Research Before You Buy
If your broker or dealer is legitimate, the next step is to check out the investment itself. Securities should be registered with the SEC and in your own state. Find a link to your state securities division on the North American Securities Administrators Association (NASAA) Web site. (Be aware that registration does not necessarily mean that your state or the SEC approves or endorses the investment, just that the legal paperwork has been filed.)
You’ll want more background before you commit your cash. Some important questions to ask:
- What are the fees involved in buying this investment? What will I be charged to maintain it, and what will it cost me to sell?
- What form will my return take — will I be paid interest on the investment, earn a dividend, or have to sell the investment and realize a capital gain?
- How easy would it be to sell this investment if I need my money?
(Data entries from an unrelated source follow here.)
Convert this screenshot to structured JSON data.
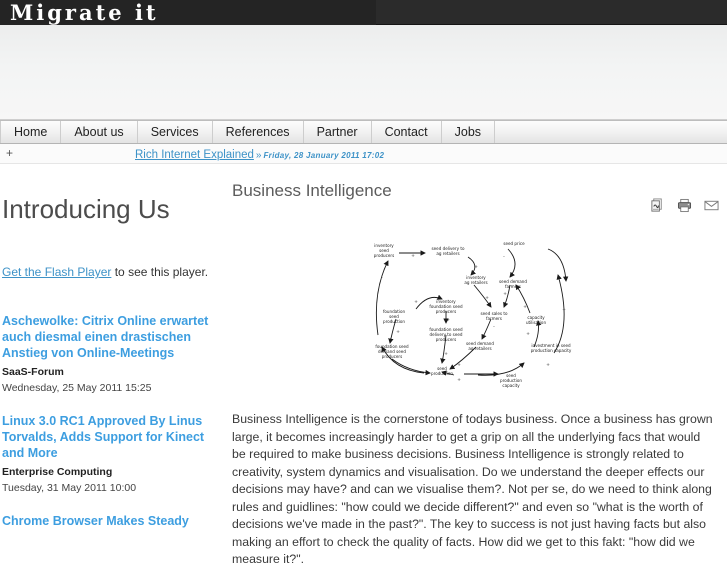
{
  "site": {
    "logo_text": "Migrate it"
  },
  "nav": {
    "items": [
      {
        "label": "Home"
      },
      {
        "label": "About us"
      },
      {
        "label": "Services"
      },
      {
        "label": "References"
      },
      {
        "label": "Partner"
      },
      {
        "label": "Contact"
      },
      {
        "label": "Jobs"
      }
    ]
  },
  "ticker": {
    "plus": "+",
    "headline": "Rich Internet Explained",
    "arrow": "»",
    "date": "Friday, 28 January 2011 17:02"
  },
  "sidebar": {
    "title": "Introducing Us",
    "flash_link": "Get the Flash Player",
    "flash_rest": " to see this player.",
    "news": [
      {
        "title": "Aschewolke: Citrix Online erwartet auch diesmal einen drastischen Anstieg von Online-Meetings",
        "source": "SaaS-Forum",
        "date": "Wednesday, 25 May 2011 15:25"
      },
      {
        "title": "Linux 3.0 RC1 Approved By Linus Torvalds, Adds Support for Kinect and More",
        "source": "Enterprise Computing",
        "date": "Tuesday, 31 May 2011 10:00"
      },
      {
        "title": "Chrome Browser Makes Steady",
        "source": "",
        "date": ""
      }
    ]
  },
  "article": {
    "title": "Business Intelligence",
    "tools": [
      {
        "name": "pdf-icon",
        "label": "PDF"
      },
      {
        "name": "print-icon",
        "label": "Print"
      },
      {
        "name": "email-icon",
        "label": "E-mail"
      }
    ],
    "body": "Business Intelligence is the cornerstone of todays business. Once a business has grown large, it becomes increasingly harder to get a grip on all the underlying facs that would be required to make business decisions. Business Intelligence is strongly related to creativity, system dynamics and visualisation. Do we understand the deeper effects our decisions may have? and can we visualise them?. Not per se, do we need to think along rules and guidlines: \"how could we decide different?\" and even so \"what is the worth of decisions we've made in the past?\".  The key to success is not just having facts but also making an effort to check the quality of facts. How did we get to this fakt: \"how did we measure it?\"."
  },
  "diagram": {
    "alt": "causal loop diagram of seed supply chain",
    "nodes": [
      "inventory seed producers",
      "seed delivery to ag retailers",
      "inventory ag retailers",
      "seed price",
      "seed demand farmers",
      "seed sales to farmers",
      "seed demand ag retailers",
      "capacity utilisation",
      "investment in seed production capacity",
      "seed production capacity",
      "seed production",
      "foundation seed production",
      "foundation seed delivery to seed producers",
      "inventory foundation seed producers",
      "foundation seed demand seed producers"
    ]
  },
  "colors": {
    "header_dark": "#2b2b2b",
    "logo_block": "#242424",
    "link_blue": "#3d92c7",
    "news_blue": "#3d9ee0",
    "title_grey": "#5c5c5c"
  }
}
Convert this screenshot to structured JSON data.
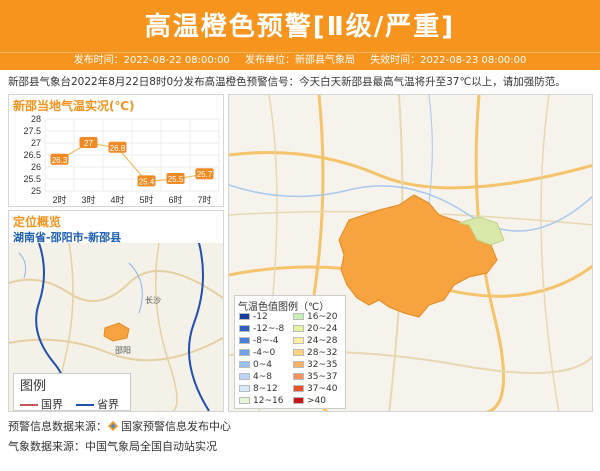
{
  "header": {
    "title": "高温橙色预警[Ⅱ级/严重]",
    "publish_time": "发布时间：2022-08-22 08:00:00",
    "publisher": "发布单位：新邵县气象局",
    "expire_time": "失效时间：2022-08-23 08:00:00",
    "color": "#f7941d"
  },
  "description": "新邵县气象台2022年8月22日8时0分发布高温橙色预警信号：今天白天新邵县最高气温将升至37℃以上，请加强防范。",
  "temp_panel": {
    "title": "新邵当地气温实况(℃)"
  },
  "chart_data": {
    "type": "line",
    "title": "新邵当地气温实况(℃)",
    "categories": [
      "2时",
      "3时",
      "4时",
      "5时",
      "6时",
      "7时"
    ],
    "values": [
      26.3,
      27,
      26.8,
      25.4,
      25.5,
      25.7
    ],
    "ylim": [
      25,
      28
    ],
    "yticks": [
      "28",
      "27.5",
      "27",
      "26.5",
      "26",
      "25.5",
      "25"
    ],
    "grid": true,
    "label_color": "#f08a24"
  },
  "location": {
    "title": "定位概览",
    "name": "湖南省-邵阳市-新邵县",
    "city_labels": [
      "长沙",
      "邵阳"
    ],
    "legend_title": "图例",
    "legend_items": [
      "国界",
      "省界"
    ]
  },
  "map": {
    "legend_title": "气温色值图例（℃）",
    "legend_items": [
      {
        "label": "-12",
        "color": "#1a3e9e"
      },
      {
        "label": "16~20",
        "color": "#c8f0b4"
      },
      {
        "label": "-12~-8",
        "color": "#2d5ec0"
      },
      {
        "label": "20~24",
        "color": "#e8f5a0"
      },
      {
        "label": "-8~-4",
        "color": "#4a7fd8"
      },
      {
        "label": "24~28",
        "color": "#fff0a0"
      },
      {
        "label": "-4~0",
        "color": "#6fa0e8"
      },
      {
        "label": "28~32",
        "color": "#ffd27a"
      },
      {
        "label": "0~4",
        "color": "#96bff2"
      },
      {
        "label": "32~35",
        "color": "#ffb060"
      },
      {
        "label": "4~8",
        "color": "#b9d6f7"
      },
      {
        "label": "35~37",
        "color": "#f79060"
      },
      {
        "label": "8~12",
        "color": "#d6e8fb"
      },
      {
        "label": "37~40",
        "color": "#e8502a"
      },
      {
        "label": "12~16",
        "color": "#e6f5d6"
      },
      {
        "label": ">40",
        "color": "#c81414"
      }
    ]
  },
  "footer": {
    "source1": "预警信息数据来源：",
    "source1_org": "国家预警信息发布中心",
    "source2": "气象数据来源：中国气象局全国自动站实况"
  }
}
- What external factors will affect this investment — the stock market, housing prices, interest rates, etc.?
- How long has the company been in business? Is it making money now?
- Can I get more information on this investment in writing?
Answers to some of these questions may be available in the company’s filings with the SEC, such as 10-K (annual) and 10-Q (quarterly) financial reports. You can find those on the SEC’s Electronic Data Gathering, Analysis, and Retrieval system, known as EDGAR.
Make Sure the Investment Meets Your Needs
There is no universal perfect investment. Don’t let sales pressure distract you from your investment goals. Ask:
- When will this investment pay off?
- Is this investment appropriate for someone like me?
- Are there better vehicles for meeting my goals?
- Are there safer investments that will offer the same return?
Most important, balance your choice of investments. It’s never smart to put all your eggs in one basket. Spread your risk among different industries, companies, and kinds of investments.
Sometimes, risky investments do deliver good returns. If you’ve done your homework and you’re determined to put your money where others fear to tread, remember this one last piece of advice: Never invest more in any one deal, especially a risky one, than you can afford to lose.